Slices

Slices are a ubiquitous feature in newer programming languages like Go, Rust, and Zig. But until rather recently I found them mysterious. They seemed to be a solution to a problem that I’d never before considered. Yet they’re important enough to be “baked” into the languages mentioned above, with their own special syntax and support. What exactly are they, and what are they good for?

Here’s how the canonical introductions to Go and Rust describe them:

An array has a fixed size. A slice, on the other hand, is a dynamically-sized, flexible view into the elements of an array. In practice, slices are much more common than arrays.
- A Tour of Go

Slices let you reference a contiguous sequence of elements in a collection rather than the whole collection. A slice is a kind of reference, so it does not have ownership.
- The Rust Programming Language

Let’s have a go at modeling this in C:

/*
 * A "view" into a string. ptr points to the first byte of the
 * string, and len is the total number of bytes.
 */
struct string_slice {
        char *ptr;
        size_t len;
};

Suppose the string “Hello, world” lives somewhere in memory.
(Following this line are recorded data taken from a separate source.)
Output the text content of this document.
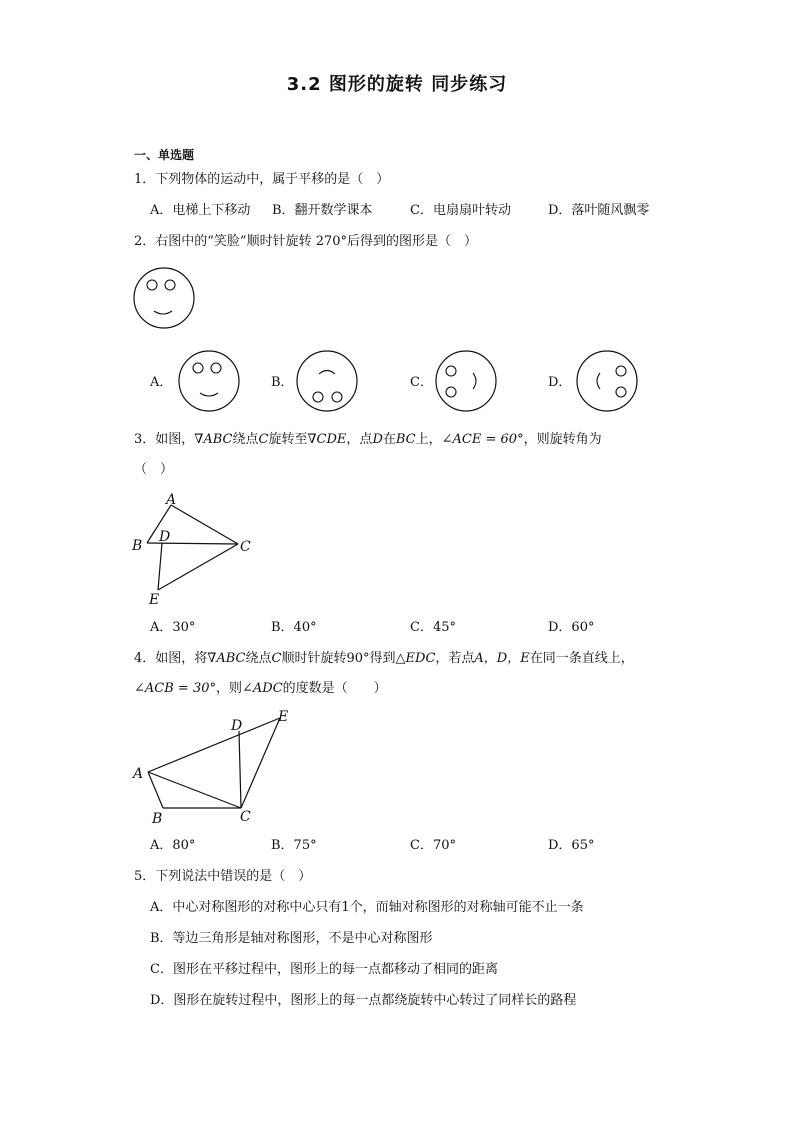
3.2 图形的旋转 同步练习
一、单选题
1．下列物体的运动中，属于平移的是（　）
A．电梯上下移动 B．翻开数学课本	C．电扇扇叶转动	D．落叶随风飘零
2．右图中的“笑脸”顺时针旋转 270°后得到的图形是（　）
A．	B．	C．	D．
3．如图，∇ABC绕点C旋转至∇CDE，点D在BC上，∠ACE = 60°，则旋转角为
（　）
A
B
D
C
E
A．30°	B．40°	C．45°	D．60°
4．如图，将∇ABC绕点C顺时针旋转90°得到△EDC，若点A，D，E在同一条直线上，
∠ACB = 30°，则∠ADC的度数是（　　）
D
E
A
B	C
A．80°	B．75°	C．70°	D．65°
5．下列说法中错误的是（　）
A．中心对称图形的对称中心只有1个，而轴对称图形的对称轴可能不止一条
B．等边三角形是轴对称图形，不是中心对称图形
C．图形在平移过程中，图形上的每一点都移动了相同的距离
D．图形在旋转过程中，图形上的每一点都绕旋转中心转过了同样长的路程
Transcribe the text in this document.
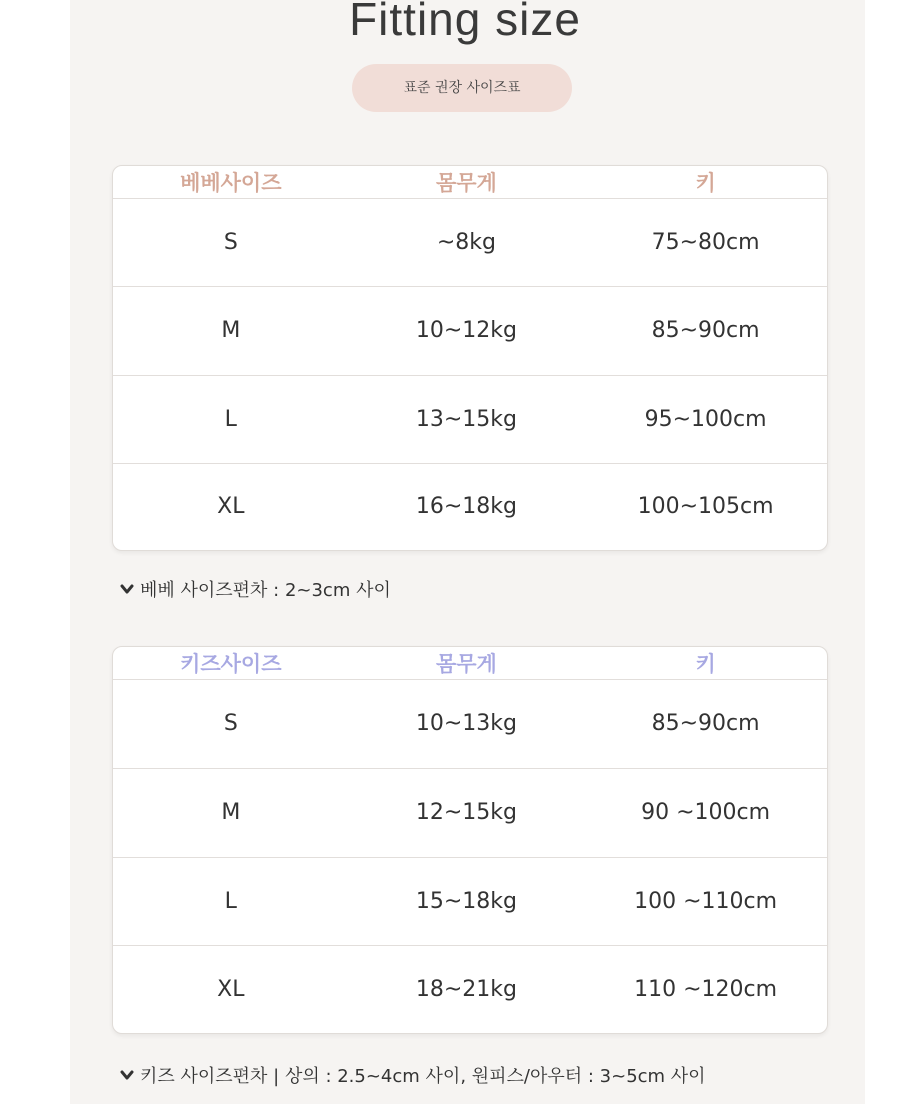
Fitting size
표준 권장 사이즈표
베베사이즈	몸무게	키
S	~8kg	75~80cm
M	10~12kg	85~90cm
L	13~15kg	95~100cm
XL	16~18kg	100~105cm
베베 사이즈편차 : 2~3cm 사이
키즈사이즈	몸무게	키
S	10~13kg	85~90cm
M	12~15kg	90 ~100cm
L	15~18kg	100 ~110cm
XL	18~21kg	110 ~120cm
키즈 사이즈편차 | 상의 : 2.5~4cm 사이, 원피스/아우터 : 3~5cm 사이
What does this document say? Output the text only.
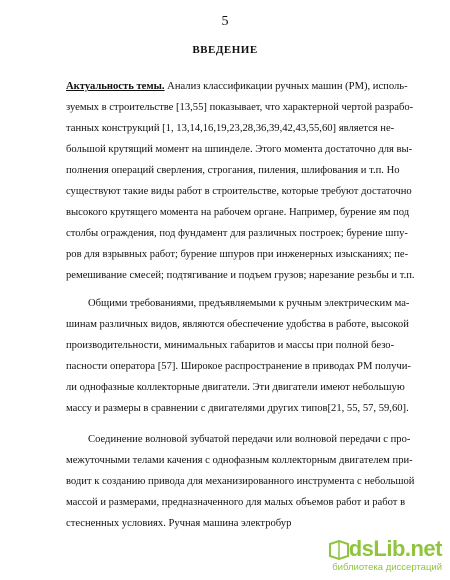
5
ВВЕДЕНИЕ
Актуальность темы. Анализ классификации ручных машин (РМ), исполь-
зуемых в строительстве [13,55] показывает, что характерной чертой разрабо-
танных конструкций [1, 13,14,16,19,23,28,36,39,42,43,55,60] является не-
большой крутящий момент на шпинделе. Этого момента достаточно для вы-
полнения операций сверления, строгания, пиления, шлифования и т.п. Но
существуют такие виды работ в строительстве, которые требуют достаточно
высокого крутящего момента на рабочем органе. Например, бурение ям под
столбы ограждения, под фундамент для различных построек; бурение шпу-
ров для взрывных работ; бурение шпуров при инженерных изысканиях; пе-
ремешивание смесей; подтягивание и подъем грузов; нарезание резьбы и т.п.
Общими требованиями, предъявляемыми к ручным электрическим ма-
шинам различных видов, являются обеспечение удобства в работе, высокой
производительности, минимальных габаритов и массы при полной безо-
пасности оператора [57]. Широкое распространение в приводах РМ получи-
ли однофазные коллекторные двигатели. Эти двигатели имеют небольшую
массу и размеры в сравнении с двигателями других типов[21, 55, 57, 59,60].
Соединение волновой зубчатой передачи или волновой передачи с про-
межуточными телами качения с однофазным коллекторным двигателем при-
водит к созданию привода для механизированного инструмента с небольшой
массой и размерами, предназначенного для малых объемов работ и работ в
стесненных условиях. Ручная машина электробур
dsLib.net
библиотека диссертаций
We can construct a slice of the substring "world" like so:

char *str = "Hello, world";
struct string_slice world_slice = {
        .ptr = str + 7,
        .len = 5
};

Here’s what’s going on:

  0   1   2   3   4   5   6   7
+---+---+---+---+---+---+---+---+---+---+---+---+
| H | e | l | l | o | , |   | w | o | r | l | d |
+---+---+---+---+---+---+---+---+---+---+---+---+
  ^                           ^
  |                           |
 str                   world_slice.ptr = str + 7

                            [=== === === === ===]
							  1   2   3   4   5
                             world_slice.len = 5

What can we do with slices? We can print them:

void string_slice_debug(struct string_slice slice) {
        putchar('"');
        for (int i = 0; i < slice.len; i += 1) {
                putchar(*(slice.ptr + i));
        }
        putchar('"');
}
// string_slice_debug(world_slice)
// =>
// "world"

compare them:

bool string_slice_eq(struct string_slice s1, struct string_slice s2) {
        if (s1.len != s2.len) {
                return false;
        }
        for (int i = 0; i < s1.len; i += 1) {
                if (*(s1.ptr + i) != *(s2.ptr + i)) {
                        return false;
                }
        }
        return true;
}

order them, re-slice them, and so much more. And the beautiful thing is that none of this requires allocating any additional memory for the substrings we’re interested in.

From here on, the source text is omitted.